Rząd chce nagradzać firmy za rozwój - zapowiedziała szefowa resortu rozwoju Jadwiga Emilewicz. Chodzi o niższy CIT od dochodu osiągniętego w wyniku wzrostu produkcji.
- Ostatnie dane utwierdzają mnie w przekonaniu, że przyszły rok przyniesie dalszy stabilny wzrost polskiej gospodarki. Myślę, że uda nam się utrzymać tempo wzrostu na poziomie ok. 3,7 proc. (zgodnie z założeniami projektu ustawy budżetowej) i, dzięki temu, dalej będziemy w czołówce najszybciej rozwijających się gospodarek w UE - wskazała szefowa MR.
Premia za wzrost produkcji
Przypomniała, że tak jak mówił premier Mateusz Morawiecki podczas expose, Polska chce rozwijać się o 2–3 punkty procentowe szybciej niż strefa euro.
- Jestem przekonana, że w najbliższych latach utrzymamy to tempo - podkreśliła.
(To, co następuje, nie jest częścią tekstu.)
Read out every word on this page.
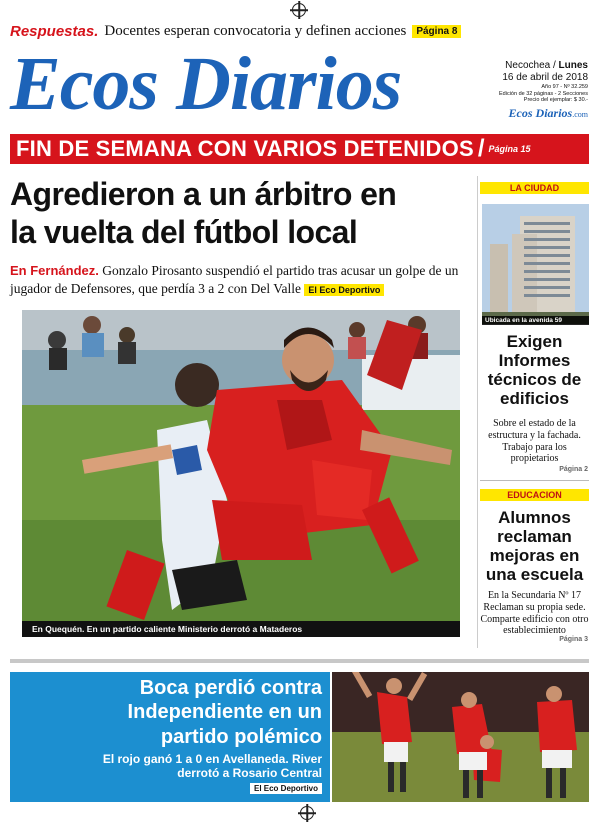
Respuestas. Docentes esperan convocatoria y definen acciones	Página 8
Ecos Diarios	Necochea / Lunes
16 de abril de 2018
Año 97 - Nº 32.259
Edición de 32 páginas - 2 Secciones
Precio del ejemplar: $ 30.-
Ecos Diarios.com
FIN DE SEMANA CON VARIOS DETENIDOS / Página 15
Agredieron a un árbitro en
la vuelta del fútbol local
En Fernández. Gonzalo Pirosanto suspendió el partido tras acusar un golpe de un jugador de Defensores, que perdía 3 a 2 con Del Valle El Eco Deportivo
En Quequén. En un partido caliente Ministerio derrotó a Mataderos
LA CIUDAD
Ubicada en la avenida 59
Exigen Informes técnicos de edificios
Sobre el estado de la estructura y la fachada. Trabajo para los propietarios
Página 2
EDUCACION
Alumnos reclaman mejoras en una escuela
En la Secundaria Nº 17 Reclaman su propia sede. Comparte edificio con otro establecimiento
Página 3
Boca perdió contra
Independiente en un
partido polémico
El rojo ganó 1 a 0 en Avellaneda. River
derrotó a Rosario Central
El Eco Deportivo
Pomóc ma w tym pakiet proinwestycyjny przygotowywany przez MR i zapowiadany przez premiera Morawieckiego. Resort chce dostarczyć takie rozwiązania prawne, które będą premiować przedsiębiorców za wzrost i rozwój.
- Chodzi o ulgę prowzrostową - nagradzającą wzrost produkcji - czyli niższy CIT od dochodu osiągniętego w wyniku wzrostu produkcji - wskazała. Dodała, że takie rozwiązanie obowiązuje w krajach nazywanych Azjatyckimi Tygrysami – Singapurze, Malezji czy Korei Południowej. - Nazywam to rozwiązanie: za skok w rok dostajesz premię. Nagradzamy firmę za to, że zarobiła więcej, oczekujemy na dalsze inwestycje i mamy nadzieję na dalszy wzrost. Takie rozwiązania prawne, wspólnie z Ministerstwem Finansów, będziemy chcieli przygotować jeszcze na początku przyszłego roku - zapowiedziała minister Emilewicz.